Over the last 30 years, our regulatory framework has not kept pace with financial innovations. Decreased regulation led to irresponsible behavior by many financiers, investors, lenders and consumers. Collectively, we failed to follow established principles of finance – prudence, solvency and accountability.
Many people played a part in the crisis — risky mortgage lenders, Wall Street firms, credit rating agencies — and American families and our nation’s economy suffered the consequences. The lesson learned from the financial disaster proves that big business cannot be left to police itself. There must be a regulatory structure that reigns in the financial services industry without being unduly burdensome. We must create a regulatory structure that protects Main Street from the greed and abuse of Wall Street.
I believe that the House-Senate conference report that passed the Senate last week and now goes to the President for his signature strikes the right balance. It will put an end to the reckless gambling by Wall Street that created the need to help “too-big-to-fail” financial firms. It also creates the Consumer Financial Protection Bureau, a new, independent consumer watchdog that will oversee all financial institutions offering consumers financial services or products.
This bill goes a long way to restoring the order we need in financial markets, improving oversight of the mortgage industry and addressing the numerous other issues that led to the worst financial crisis since the Great Depression.
I am particularly pleased that a bipartisan amendment I offered to increase transparency in the oil and mining industries was included in the final reform package. My amendment requires all foreign and domestic companies to include in their annual reports how much they pay each government around the world for access to its oil, gas and minerals. This provision will help ensure that the wealth of poor nations goes to its people and not to corrupt officials.
I was extremely pleased to have had the strong support of Bono for this amendment. As the lead singer of U2 and head of the ONE campaign to fight poverty and disease, particularly in Africa, Bono worked very hard to build congressional support for my amendment. In addition to providing greater transparency, my amendment will help increase our energy security and improve overall governance in countries that are often riddled with corruption. I thank Bono for all his support.

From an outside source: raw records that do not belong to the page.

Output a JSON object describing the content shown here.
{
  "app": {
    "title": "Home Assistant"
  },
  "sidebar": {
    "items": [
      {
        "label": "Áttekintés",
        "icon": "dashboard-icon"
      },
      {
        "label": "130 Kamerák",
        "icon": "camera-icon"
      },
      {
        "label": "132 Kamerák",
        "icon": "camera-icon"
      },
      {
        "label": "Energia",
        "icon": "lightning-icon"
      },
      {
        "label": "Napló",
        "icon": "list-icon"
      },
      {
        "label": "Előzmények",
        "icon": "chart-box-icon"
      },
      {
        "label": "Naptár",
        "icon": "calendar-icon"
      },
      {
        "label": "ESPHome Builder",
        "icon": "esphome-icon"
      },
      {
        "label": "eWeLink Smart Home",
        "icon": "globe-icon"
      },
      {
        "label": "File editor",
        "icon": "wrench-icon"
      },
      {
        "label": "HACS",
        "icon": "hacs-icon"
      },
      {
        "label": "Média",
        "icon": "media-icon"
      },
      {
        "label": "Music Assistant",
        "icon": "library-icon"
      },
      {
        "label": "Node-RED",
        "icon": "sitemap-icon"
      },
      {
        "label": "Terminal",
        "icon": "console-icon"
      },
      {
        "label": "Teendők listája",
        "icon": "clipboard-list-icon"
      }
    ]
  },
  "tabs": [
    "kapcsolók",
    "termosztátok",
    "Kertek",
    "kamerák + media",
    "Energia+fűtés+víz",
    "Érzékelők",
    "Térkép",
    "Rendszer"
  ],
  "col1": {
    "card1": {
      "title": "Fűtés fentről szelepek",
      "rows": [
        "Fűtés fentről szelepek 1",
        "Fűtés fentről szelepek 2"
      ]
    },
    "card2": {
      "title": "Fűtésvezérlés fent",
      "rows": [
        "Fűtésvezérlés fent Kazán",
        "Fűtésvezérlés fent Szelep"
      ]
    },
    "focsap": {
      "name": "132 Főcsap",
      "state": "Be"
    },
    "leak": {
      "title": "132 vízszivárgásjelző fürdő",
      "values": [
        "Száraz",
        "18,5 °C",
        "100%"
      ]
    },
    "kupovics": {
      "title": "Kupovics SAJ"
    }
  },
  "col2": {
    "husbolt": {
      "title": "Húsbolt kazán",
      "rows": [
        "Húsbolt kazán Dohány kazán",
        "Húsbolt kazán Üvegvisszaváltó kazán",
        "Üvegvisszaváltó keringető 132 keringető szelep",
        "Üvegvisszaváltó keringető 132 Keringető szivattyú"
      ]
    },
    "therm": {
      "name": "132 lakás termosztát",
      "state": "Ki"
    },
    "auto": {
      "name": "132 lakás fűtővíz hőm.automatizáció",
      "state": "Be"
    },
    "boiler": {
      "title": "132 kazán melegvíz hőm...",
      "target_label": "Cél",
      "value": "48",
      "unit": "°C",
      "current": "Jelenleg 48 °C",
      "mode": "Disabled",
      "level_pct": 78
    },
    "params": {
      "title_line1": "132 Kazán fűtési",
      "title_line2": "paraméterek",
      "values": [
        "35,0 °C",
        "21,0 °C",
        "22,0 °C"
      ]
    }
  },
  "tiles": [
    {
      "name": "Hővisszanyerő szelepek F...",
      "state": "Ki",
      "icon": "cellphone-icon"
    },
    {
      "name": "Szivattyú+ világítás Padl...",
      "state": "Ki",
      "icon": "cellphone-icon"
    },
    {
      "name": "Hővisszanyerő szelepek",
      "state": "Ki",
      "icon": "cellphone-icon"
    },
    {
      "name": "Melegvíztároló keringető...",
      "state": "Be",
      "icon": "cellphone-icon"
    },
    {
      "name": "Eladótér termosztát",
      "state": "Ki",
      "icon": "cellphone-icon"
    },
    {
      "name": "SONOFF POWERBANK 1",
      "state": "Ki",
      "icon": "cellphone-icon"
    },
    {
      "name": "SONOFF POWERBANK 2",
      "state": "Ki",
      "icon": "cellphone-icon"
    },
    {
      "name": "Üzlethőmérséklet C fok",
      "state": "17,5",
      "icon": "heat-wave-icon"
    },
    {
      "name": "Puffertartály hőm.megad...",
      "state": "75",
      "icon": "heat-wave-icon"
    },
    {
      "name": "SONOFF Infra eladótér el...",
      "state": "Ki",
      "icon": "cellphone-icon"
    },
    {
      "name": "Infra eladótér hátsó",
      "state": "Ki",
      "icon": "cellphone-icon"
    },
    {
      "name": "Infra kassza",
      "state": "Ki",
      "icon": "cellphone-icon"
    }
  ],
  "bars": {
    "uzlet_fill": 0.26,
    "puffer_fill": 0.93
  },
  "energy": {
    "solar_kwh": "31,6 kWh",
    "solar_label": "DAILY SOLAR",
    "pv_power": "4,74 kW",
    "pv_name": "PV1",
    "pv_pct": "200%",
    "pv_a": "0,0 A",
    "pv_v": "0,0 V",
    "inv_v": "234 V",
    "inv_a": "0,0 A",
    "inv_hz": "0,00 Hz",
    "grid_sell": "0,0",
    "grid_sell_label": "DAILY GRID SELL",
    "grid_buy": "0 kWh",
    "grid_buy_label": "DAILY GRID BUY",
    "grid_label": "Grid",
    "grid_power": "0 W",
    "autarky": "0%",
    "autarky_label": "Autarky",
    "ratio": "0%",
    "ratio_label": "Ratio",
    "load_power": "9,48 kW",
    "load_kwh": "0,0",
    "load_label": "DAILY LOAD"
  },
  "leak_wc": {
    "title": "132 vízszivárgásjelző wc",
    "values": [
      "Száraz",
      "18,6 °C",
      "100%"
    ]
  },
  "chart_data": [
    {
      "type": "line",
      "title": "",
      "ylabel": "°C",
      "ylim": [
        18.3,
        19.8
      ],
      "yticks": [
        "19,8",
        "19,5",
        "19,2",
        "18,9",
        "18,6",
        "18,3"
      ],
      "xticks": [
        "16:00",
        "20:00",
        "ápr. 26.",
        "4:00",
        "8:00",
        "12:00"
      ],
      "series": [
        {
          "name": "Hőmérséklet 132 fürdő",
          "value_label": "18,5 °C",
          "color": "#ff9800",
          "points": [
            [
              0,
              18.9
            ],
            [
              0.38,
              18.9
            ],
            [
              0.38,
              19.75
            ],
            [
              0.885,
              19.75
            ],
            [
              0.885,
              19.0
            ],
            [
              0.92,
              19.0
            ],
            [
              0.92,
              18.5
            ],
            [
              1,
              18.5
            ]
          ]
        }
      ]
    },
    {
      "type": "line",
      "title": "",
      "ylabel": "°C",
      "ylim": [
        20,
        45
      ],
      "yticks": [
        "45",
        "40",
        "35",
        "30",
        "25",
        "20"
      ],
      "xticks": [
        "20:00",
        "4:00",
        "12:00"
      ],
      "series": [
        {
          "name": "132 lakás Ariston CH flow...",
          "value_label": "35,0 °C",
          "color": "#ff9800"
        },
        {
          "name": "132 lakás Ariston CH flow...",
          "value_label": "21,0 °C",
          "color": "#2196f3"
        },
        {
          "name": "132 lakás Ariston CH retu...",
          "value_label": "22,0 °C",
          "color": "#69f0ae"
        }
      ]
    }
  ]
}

Two other amendments I introduced had strong bipartisan support and also were included in the reform package. They are:
- A permanent increase of the FDIC and credit union insurance funds that guarantees deposits up to $250,000; and,
- An extension of whistleblower protections to employees of credit rating agencies such as Moody’s and Standard & Poor’s. Overestimates of value by these agencies contributed to the housing bubble that resulted in foreclosures and dragged down the housing market.
For too long, our nation embarked on a policy of deregulating financial services — from insurance to banking to investing — easing rules and lessening oversight. Unfortunately, Wall Street took advantage and millions of Americans lost their jobs, their savings, their homes and their retirement security. Now it’s time to rebuild our management and oversight of the financial services industry in a way that protects our economy and our citizens. Enactment of this Wall Street reform bill moves us forward in restoring confidence to a badly broken system.